Without a Village

Without a Village


The absence of a motherhood village.

As I've moved deeper into my journey of motherhood—pregnant for the second time and raising a toddler—I've realised more about the consequences of living a villageless life. It's not just a lack of free childcare that I miss. I can see how so much of my own education and opportunities for learning have been scuppered. Instead of having a village from which I can obtain insight organically, through the practice of witnessing, I am in a situation of raising myself as a mother and raising my daughter without the compass of community.

It moves beyond the expected support, the watching of little ones so you can have a moment to yourself, to clean, cook, educate, relax and connect. As my family continues to grow, so too do my needs—as a person and mother. Particularly concerning my emotional needs and the emotional burden of being a parent. I am finding that now, more than ever, the complex emotions of becoming a mother to two little humans are coming into play. And I so wish it could also be something I was able to share. To have security in knowing that there is a network invested and actively working to help keep my children safe, to help them navigate the world, to show them the many ways of love and life. 

We can't thrive alone.

I see the mother I want to be with my children. At times, I can be her, but I find she often gets pulled out to sea with the waves of everyday living. A mother who at times is lost and overwhelmed by the might and ravages. She is lost within the constant and consuming nature of mothering. And I grieve for her, for the tangibility of her. But she is not someone who can thrive and flourish in the wilderness alone.
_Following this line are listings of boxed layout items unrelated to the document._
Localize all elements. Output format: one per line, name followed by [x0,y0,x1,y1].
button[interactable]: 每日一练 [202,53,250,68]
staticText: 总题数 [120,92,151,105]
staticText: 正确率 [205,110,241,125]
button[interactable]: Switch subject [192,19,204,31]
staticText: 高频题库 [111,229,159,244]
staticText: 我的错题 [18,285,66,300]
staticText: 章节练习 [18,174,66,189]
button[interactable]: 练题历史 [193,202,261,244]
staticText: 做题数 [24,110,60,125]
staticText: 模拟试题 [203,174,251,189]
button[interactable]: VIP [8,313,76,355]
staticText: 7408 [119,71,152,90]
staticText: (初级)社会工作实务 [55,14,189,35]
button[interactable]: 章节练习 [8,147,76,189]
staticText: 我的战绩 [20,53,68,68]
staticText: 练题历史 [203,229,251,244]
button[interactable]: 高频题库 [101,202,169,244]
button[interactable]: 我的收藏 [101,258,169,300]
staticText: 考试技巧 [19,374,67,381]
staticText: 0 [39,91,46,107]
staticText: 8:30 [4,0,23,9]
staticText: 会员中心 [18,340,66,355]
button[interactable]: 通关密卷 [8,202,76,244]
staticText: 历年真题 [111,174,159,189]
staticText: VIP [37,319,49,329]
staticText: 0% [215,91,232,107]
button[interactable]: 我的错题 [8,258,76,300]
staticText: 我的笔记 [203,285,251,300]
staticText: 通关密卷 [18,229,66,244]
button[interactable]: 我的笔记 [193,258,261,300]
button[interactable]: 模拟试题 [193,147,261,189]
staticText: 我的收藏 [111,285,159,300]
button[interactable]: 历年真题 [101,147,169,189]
I see how, just like my child, I am a toddler in the arch of my motherhood story. Moving forward without the guidance of those who have come before me, without open displays of what it takes.

From the variety of emotions, the physicality, the ways that we are made vulnerable or fortified by the tumbles and triumphs; I see how we have such little preparation for one of the greatest undertakings as a result of living isolated lives.  

In the moments of calm within, I feel that, in many ways, maybe I have been granted the freedom to traverse the undulating terrain of motherhood on my own terms and time. And I do see the gift of being able to mother without the overwhelm of well-meaning but often useless advice, pressure and examination.

And yet, especially as I leave the little island of motherhood I have called home for the last two years, towards the new destination as a mother of two, I feel so strongly the absence of care and caring that can be found within the community of the village. 

Parents are raising themselves, as well their children.

More so than ever I feel that we are trying to raise not only our children but also ourselves within the chaos of motherhood. And it’s so hard to do when you are in the eye of the storm. The perspective of the village, the togetherness, providing moments of safe harbour and rest for ourselves. And normalising what we are feeling and experiencing, supporting our intimate relationships with a reduction of pressure, to connect with one another and indulge in one of life’s greatest gifts: the gift of reciprocity. 

There is so much that has been lost in the disintegration of the village and the normalisation of living a villageless existence.